A solicitação foi encaminhada após Moraes receber uma cópia do ofício apresentado pelo deputado federal Lindbergh Farias (PT-RJ) ao diretor-geral da Polícia Federal, Andrei Rodrigues. O parlamentar argumentou que a medida seria importante para assegurar o cumprimento da legislação penal.
No parecer, a PGR defendeu que equipes da Polícia Federal fiquem de prontidão, monitorando a área de forma permanente, mas com cautela para não invadir a privacidade de Bolsonaro ou causar transtornos aos vizinhos.
“Recomenda-se formalmente à polícia que mantenha equipes de vigilância em tempo integral, garantindo o monitoramento das medidas cautelares adotadas, sem interferência no ambiente domiciliar do réu ou prejuízo à convivência com os vizinhos”, afirmou a Procuradoria.
Julgamento marcado
No dia 2 de setembro, Bolsonaro e outros sete acusados, apontados como integrantes do núcleo central da suposta trama golpista, serão julgados pela Primeira Turma do STF.
Desde o início de agosto, o ex-presidente cumpre prisão domiciliar com monitoramento por tornozeleira eletrônica. A decisão foi tomada por Alexandre de Moraes, que entendeu que Bolsonaro violou restrições ao interagir com conteúdos em redes sociais por meio de terceiros.
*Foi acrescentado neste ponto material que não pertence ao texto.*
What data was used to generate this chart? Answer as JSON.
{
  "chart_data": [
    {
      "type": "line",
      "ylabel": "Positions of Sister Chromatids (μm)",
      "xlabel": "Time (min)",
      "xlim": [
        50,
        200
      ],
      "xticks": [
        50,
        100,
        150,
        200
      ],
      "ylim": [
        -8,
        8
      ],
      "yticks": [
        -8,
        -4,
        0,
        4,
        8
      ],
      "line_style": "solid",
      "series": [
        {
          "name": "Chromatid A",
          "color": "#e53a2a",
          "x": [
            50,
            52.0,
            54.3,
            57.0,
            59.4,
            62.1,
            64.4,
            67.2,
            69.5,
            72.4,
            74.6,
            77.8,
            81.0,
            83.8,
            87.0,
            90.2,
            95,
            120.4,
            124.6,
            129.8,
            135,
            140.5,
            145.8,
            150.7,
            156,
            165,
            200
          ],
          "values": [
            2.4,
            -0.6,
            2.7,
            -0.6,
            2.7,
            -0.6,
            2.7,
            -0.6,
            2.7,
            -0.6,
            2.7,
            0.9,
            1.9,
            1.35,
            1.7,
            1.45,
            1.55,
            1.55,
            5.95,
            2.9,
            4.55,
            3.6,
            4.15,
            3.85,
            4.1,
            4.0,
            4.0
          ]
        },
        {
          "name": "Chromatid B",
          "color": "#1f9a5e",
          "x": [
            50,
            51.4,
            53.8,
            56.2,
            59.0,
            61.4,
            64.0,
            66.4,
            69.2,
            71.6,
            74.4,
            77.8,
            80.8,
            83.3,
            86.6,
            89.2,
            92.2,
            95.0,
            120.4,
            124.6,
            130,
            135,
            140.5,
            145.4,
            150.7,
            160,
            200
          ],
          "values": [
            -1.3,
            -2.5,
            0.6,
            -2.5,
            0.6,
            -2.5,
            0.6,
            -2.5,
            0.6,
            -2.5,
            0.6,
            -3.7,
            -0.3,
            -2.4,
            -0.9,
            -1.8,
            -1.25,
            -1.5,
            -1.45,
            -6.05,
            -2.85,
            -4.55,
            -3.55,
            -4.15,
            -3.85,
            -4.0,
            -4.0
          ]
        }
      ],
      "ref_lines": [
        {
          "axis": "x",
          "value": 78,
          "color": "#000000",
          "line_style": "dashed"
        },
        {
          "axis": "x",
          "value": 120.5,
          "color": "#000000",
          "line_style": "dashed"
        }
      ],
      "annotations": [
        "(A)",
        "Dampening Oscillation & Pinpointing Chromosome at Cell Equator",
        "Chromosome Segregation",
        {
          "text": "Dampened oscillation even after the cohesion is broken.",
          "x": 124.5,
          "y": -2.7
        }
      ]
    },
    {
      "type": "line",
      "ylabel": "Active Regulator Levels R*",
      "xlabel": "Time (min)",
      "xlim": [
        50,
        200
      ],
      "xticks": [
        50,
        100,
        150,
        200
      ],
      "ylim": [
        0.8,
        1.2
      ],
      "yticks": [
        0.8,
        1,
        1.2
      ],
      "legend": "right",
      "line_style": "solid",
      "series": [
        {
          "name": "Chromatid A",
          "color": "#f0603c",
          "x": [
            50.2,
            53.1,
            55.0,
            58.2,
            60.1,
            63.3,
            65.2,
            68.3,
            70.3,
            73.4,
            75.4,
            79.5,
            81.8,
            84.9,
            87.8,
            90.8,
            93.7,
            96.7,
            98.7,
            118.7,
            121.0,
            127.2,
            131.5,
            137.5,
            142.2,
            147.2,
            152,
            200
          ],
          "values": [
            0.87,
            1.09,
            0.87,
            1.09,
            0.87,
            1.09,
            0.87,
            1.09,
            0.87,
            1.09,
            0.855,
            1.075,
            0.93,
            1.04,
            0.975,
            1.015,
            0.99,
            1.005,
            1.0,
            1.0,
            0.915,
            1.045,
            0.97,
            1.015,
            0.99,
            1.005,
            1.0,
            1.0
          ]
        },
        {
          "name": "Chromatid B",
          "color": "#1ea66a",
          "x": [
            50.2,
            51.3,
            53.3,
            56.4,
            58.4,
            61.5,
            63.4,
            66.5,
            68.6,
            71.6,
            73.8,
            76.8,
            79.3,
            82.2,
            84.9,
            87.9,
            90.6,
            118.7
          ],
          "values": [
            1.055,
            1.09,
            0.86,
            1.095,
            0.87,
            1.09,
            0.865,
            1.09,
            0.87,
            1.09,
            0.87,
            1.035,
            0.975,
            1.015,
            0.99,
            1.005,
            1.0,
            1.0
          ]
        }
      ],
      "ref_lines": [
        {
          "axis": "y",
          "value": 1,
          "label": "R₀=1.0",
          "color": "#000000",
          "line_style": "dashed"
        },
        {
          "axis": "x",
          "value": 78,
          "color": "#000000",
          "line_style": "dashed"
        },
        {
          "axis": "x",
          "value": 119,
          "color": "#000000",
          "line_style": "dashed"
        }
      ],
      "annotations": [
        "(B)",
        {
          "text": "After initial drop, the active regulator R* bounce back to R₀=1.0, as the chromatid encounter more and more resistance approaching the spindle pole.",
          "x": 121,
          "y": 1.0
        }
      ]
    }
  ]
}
Além disso, investigações recentes da Polícia Federal revelaram que Bolsonaro possuía um documento relacionado a pedido de asilo político, que seria apresentado ao presidente da Argentina, Javier Milei. Segundo a corporação, o arquivo foi encontrado em seu celular e datava de 2024.
A defesa do ex-presidente alegou que se tratava apenas de um rascunho e negou qualquer intenção de deixar o país ou de oficializar o pedido.